Other things of interest in the garden are the toadflax at its thickest yellow cheeriness, and my one hydrangea that is as blue as I could want. I put lots of pine needles in the bottom of this pot, and wonder if that helped. My others had changed to pink, and I bought special food for them, hoping to affect next year’s bloom.

My garden was planned so that something is blooming almost every month. That means there is always something that has recently finished blooming and needs trimming, like the yarrow behind the sedum above. And that means always some reason for my gardener helpers and me to be out there taking joy with the bees. 🙂

Clouds and bees and international beans.

The clouds were beautiful this morning,
perhaps mainly in their strangeness for midsummer,
but in themselves, too.

I saw a bird flying in the light shining through, and then it “flew away” and was gone. A few raindrops fell on my head, but soon all cleared and it was sunny and warm, the kind of summer day that brought a blanket of sleepiness to lay over me, and pretty much forced me to lie on my bed, to fall asleep after reading Wendell Berry.

But before that, I was in the garden pushing around among the leaves of the pole beans to discover that the Spanish Musica are getting big! They are flattish green beans. A friend and I ate raw the only two that seemed too big to leave hanging… but afterward I thought that perhaps I should have let them go a little longer, to see just how big they might get.
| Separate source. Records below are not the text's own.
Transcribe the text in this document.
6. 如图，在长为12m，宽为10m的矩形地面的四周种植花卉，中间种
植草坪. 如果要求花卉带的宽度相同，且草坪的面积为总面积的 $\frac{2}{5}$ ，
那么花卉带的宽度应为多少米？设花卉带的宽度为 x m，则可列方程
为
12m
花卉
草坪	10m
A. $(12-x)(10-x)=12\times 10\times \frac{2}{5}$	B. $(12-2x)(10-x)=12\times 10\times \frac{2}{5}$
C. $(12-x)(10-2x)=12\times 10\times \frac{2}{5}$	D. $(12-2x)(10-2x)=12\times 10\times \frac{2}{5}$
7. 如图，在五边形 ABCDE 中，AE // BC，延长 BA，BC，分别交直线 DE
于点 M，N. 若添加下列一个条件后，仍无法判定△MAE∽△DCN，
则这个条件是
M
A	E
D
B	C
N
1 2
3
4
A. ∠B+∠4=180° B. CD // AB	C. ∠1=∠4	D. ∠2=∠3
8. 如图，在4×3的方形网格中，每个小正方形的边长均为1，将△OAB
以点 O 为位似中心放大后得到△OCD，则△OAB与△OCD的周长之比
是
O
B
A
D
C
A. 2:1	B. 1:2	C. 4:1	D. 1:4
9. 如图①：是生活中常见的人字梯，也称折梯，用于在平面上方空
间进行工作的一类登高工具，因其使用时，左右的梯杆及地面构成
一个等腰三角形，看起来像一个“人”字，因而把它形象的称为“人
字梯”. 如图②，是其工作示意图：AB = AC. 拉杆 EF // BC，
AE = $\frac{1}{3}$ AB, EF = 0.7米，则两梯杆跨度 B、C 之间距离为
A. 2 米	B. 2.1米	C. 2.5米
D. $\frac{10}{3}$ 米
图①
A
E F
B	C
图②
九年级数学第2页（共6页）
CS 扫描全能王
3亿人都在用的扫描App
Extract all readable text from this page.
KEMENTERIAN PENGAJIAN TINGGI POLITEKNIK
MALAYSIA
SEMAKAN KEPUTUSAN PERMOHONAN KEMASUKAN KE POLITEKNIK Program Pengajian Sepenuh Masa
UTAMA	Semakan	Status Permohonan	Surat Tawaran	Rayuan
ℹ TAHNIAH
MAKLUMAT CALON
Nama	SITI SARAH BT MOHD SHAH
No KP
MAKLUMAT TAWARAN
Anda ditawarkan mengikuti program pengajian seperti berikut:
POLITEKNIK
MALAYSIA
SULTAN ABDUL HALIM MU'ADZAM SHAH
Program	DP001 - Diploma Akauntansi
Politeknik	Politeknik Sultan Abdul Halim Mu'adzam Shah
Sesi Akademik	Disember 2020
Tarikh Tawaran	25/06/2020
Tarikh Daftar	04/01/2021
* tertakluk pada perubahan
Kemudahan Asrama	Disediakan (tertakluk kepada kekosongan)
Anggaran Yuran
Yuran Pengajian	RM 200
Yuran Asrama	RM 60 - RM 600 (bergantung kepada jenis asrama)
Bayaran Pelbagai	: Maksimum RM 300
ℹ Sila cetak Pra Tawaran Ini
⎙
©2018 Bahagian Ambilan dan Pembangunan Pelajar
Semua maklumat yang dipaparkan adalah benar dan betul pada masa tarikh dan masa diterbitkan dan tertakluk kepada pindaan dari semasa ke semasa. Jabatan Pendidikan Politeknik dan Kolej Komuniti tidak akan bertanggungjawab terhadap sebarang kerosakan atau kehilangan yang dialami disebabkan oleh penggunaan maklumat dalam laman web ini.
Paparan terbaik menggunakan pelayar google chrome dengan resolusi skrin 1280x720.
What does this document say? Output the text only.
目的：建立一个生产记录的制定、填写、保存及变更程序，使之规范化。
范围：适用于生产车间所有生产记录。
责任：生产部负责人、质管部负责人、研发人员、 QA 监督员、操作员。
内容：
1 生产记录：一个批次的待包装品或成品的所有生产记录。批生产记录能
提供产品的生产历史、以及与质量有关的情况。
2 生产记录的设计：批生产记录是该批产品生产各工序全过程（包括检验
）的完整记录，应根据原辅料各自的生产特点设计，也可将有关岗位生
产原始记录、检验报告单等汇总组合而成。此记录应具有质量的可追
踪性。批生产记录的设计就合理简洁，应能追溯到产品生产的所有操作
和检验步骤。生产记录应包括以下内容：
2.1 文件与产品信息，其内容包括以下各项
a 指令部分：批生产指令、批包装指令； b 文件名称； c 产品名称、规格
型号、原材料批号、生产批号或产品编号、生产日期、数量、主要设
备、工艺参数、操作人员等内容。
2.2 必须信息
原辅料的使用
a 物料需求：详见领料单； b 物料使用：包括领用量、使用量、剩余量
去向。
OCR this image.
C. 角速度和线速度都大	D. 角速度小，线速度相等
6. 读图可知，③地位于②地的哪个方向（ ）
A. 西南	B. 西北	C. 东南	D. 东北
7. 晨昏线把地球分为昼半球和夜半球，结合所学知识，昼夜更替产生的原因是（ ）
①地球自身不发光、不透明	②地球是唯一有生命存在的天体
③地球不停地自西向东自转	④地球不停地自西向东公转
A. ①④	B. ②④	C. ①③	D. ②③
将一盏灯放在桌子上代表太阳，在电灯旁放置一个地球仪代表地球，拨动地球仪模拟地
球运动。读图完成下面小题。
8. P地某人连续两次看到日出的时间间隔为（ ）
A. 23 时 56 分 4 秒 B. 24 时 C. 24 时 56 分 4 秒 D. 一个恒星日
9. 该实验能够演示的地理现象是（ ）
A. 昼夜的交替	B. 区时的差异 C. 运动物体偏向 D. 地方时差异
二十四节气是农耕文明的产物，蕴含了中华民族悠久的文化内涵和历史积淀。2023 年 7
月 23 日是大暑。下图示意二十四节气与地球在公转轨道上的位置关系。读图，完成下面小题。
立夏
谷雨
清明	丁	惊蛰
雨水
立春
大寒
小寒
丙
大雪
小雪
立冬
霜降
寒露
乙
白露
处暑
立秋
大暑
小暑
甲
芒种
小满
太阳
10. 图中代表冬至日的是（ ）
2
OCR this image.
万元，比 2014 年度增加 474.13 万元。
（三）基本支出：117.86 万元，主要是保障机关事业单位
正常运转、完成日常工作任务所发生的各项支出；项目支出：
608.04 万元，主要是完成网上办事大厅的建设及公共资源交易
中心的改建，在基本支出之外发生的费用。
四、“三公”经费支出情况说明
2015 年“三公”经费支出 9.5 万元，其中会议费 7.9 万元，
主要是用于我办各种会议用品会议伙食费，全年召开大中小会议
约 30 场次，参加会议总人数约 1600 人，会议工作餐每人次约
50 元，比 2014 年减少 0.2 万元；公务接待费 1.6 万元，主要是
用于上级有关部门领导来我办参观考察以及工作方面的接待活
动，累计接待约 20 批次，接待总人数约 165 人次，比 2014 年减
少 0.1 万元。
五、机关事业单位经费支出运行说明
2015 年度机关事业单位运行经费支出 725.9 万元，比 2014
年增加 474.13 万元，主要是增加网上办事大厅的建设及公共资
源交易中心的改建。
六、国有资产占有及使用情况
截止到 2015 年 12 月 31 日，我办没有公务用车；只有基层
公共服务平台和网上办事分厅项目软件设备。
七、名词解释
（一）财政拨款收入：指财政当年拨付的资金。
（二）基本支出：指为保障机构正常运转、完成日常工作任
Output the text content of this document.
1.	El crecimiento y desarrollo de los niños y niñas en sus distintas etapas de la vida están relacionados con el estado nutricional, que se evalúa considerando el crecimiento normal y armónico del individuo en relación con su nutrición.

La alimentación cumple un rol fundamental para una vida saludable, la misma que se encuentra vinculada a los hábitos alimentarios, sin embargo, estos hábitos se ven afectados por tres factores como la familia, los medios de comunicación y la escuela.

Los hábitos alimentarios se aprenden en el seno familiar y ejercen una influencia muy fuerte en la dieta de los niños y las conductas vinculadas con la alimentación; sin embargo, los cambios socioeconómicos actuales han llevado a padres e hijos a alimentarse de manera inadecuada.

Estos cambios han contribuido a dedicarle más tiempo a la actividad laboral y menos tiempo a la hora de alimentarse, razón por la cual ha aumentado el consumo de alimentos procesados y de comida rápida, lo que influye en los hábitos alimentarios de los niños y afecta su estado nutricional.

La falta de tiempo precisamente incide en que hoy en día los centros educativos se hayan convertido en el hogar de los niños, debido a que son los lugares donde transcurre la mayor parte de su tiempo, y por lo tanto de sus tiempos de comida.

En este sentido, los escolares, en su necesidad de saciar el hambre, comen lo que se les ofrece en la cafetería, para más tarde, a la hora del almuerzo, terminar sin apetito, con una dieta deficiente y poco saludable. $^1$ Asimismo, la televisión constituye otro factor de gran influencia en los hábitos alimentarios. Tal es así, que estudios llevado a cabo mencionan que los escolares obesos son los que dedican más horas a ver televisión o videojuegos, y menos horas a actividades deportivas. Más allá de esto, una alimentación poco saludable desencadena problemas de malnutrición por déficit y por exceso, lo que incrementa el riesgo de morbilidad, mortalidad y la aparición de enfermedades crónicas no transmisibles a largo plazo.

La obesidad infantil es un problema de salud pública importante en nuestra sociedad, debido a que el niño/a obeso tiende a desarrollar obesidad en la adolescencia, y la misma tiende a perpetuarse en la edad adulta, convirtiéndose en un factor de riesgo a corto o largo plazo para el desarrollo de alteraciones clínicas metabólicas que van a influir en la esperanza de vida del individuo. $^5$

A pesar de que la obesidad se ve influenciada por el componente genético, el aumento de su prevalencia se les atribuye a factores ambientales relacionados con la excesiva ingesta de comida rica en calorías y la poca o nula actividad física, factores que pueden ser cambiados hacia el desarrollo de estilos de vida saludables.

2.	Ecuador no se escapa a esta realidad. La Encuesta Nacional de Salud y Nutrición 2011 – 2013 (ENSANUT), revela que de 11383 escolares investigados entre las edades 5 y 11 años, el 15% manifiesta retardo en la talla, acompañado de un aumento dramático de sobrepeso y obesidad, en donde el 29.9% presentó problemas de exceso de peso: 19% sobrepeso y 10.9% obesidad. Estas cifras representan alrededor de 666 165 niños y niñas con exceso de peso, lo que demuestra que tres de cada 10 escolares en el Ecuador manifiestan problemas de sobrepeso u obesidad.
My bean project has become an international event, what with Oregon Blue Lakes, Spanish Musica, and now Japanese beetles arriving on the scene. 😦

I find it the hardest thing to be in the garden and not try to take more pictures of bees! I never think about the time it will take to sort and crop and organize all those shots… I will never be known for my clean floors, but maybe someone will appreciate my legacy of bee photos.

I kneeled on the walkway in front to get close to the humming action, and marveled at the number of bees working close together. They are camouflaged among the blooms that have faded, so in the photo below I zoomed in and circled the ones I could make out.

And here is a wider view of where I sat, between the hedges of germander that is the species Teucrium chamaedrys. If total strangers weren’t walking by to see me, I would be tempted to stretch out on the warm pavers to revel at leisure and more intimately in all the sweet and flowery humming!

In the back garden, they are at the lavender, yarrow, lambs ears…

And on the oregano!

 

When the bees are happy in my garden, I feel that at least something is right in the world, and I’m humbled to be a participant.

The day is done now, it’s actually cold, and dark. The honeymakers have stopped working for a few hours. I will sleep, too, and be glad to see you again tomorrow, my little bee friends.